Imanuel Karo-karo Sah Pimpin GMNI

Hitabatak.com/Ambon,- Kongres Nasional Gerakan Mahasiswa Nasional Indonesia yang dilaksanakan dari 28 hingga 3 desember telah usai dengan melahirkan pemimpin baru GMNI untuk dua tahun kedepan. Imanuel Cahyadi Karo-karo terpilih sebagai ketua umum GMNI DPP GMNI periode 2019-2021 dan Sujahri Somar sebagai Sekretaris Jenderal (Sekjen).

Kongres sebelumnya dibuka oleh Juliari Batubara selaku Menteri Sosial Republik Indonesia dan dihadiri oleh Gubernur Maluku, Murad Ismail, Anggota DPR RI Fraksi PDI Perjuangan Mercy Barens dan Wakil Ketua MPR RI sekaligus Ketua Umum PA GMNI, Dr, Ahmad Basarah serta undangan dari berbagai organisasi gerakan.

Dihadapan ratusan delegasi Dewan perwakilan cabang (DPC) dan Dewan perwakilan daerah (DPD) seluruh Indonesia di Kristen Center Ambon, Imanuel Cahyadi menyampaikan komitmennya untuk menjunjung tinggi persatuan dan kesatuan bangsa serta komitmennya melawan radikalisme yang kini merebak di masyarakat.

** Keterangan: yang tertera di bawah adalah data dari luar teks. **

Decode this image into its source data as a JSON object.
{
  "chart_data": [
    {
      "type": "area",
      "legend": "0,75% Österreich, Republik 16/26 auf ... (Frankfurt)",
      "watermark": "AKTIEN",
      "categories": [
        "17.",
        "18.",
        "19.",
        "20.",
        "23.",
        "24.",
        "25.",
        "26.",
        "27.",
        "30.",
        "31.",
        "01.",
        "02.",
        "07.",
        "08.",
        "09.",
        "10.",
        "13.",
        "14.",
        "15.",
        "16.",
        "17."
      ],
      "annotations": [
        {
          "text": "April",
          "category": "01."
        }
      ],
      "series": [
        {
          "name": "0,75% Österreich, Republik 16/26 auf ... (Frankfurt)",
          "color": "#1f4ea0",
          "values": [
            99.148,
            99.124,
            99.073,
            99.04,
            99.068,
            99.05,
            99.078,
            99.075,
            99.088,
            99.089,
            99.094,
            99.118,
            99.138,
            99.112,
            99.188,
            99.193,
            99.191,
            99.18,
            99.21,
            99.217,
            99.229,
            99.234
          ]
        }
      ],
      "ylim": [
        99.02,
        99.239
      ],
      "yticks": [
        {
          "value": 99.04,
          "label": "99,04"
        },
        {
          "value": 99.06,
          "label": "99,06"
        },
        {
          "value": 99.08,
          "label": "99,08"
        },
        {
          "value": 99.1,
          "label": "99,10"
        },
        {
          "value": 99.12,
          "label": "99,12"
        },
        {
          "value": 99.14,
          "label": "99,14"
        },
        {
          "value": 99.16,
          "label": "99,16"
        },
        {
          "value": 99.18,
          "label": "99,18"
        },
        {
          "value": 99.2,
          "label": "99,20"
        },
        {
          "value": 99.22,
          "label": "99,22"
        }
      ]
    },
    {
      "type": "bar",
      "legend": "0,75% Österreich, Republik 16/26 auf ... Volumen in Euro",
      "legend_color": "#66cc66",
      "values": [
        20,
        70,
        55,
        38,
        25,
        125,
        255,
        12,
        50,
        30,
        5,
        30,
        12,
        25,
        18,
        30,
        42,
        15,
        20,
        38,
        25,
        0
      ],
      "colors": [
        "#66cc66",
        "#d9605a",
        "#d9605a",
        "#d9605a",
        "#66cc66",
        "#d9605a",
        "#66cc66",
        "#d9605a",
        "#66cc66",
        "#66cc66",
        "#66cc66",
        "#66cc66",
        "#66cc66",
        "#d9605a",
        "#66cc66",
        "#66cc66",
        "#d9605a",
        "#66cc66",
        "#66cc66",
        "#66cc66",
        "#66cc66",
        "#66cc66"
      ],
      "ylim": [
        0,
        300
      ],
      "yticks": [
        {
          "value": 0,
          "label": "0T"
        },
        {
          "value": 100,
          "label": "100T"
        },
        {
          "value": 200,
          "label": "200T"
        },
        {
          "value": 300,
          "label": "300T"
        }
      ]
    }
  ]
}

“Demi persatuan dan kesatuan Bangsa, Pemerintah mesti mengintensifkan program deradikalisasi, namun yang tak kalah penting ialah agar pemerintah menjamin hak-hak bagi seluruh warga negara  untuk dapat leluasa dan merdeka menjalankan ibadahnya masing-masing dengan saling menghormati satu sama lain,” kata Imanuel di Ambon, Selasa (3/12/2019).

Lebih lanjut Imanuel menegaskan bahwa GMNI adalah pelopor bagi kemajuan Bangsa dan Negara kedepan.

“Mulai hari ini, Perubahan akan kita mulai. GMNI adalah organisasi pelopor bagi kemajuan Bangsa dan Negara kedepan. Yang terpenting sebagai organisasi yang merdeka dalam berpikir dan bertindak,” Tegas Imanuel.

Ditempat yang sama, Karlely Martinus selaku panitia pelaksana kongres mengatakan bahwa selama perjalanan Kongres XXI GMNI diisi berbagai dinamika dan dialektika yang menghasilkan gagasan dan ide dalam musyawarah mufdakat.

“Semangat para kader GMNI terlihat dari nuansa persidangan pleno I hingga IX. Kader dengan demokratis menjalankan agenda persidangan di Christian Center, Kota Ambon,” ucap dia.

Martinus melanjutkan proses selama persidangan sudah memenuhi Tata Tertib, Agenda Sidang dan AD/ART sebagai konstitusi dan panduan organisasi dalam merumuskan keputusannya.

“Kongres ialah institusi demokratik sesuai AD/ART yang merupakan aturan main (konstitusi) agar tidak terjadi kekacauan atau anarki”, ujar Karlely.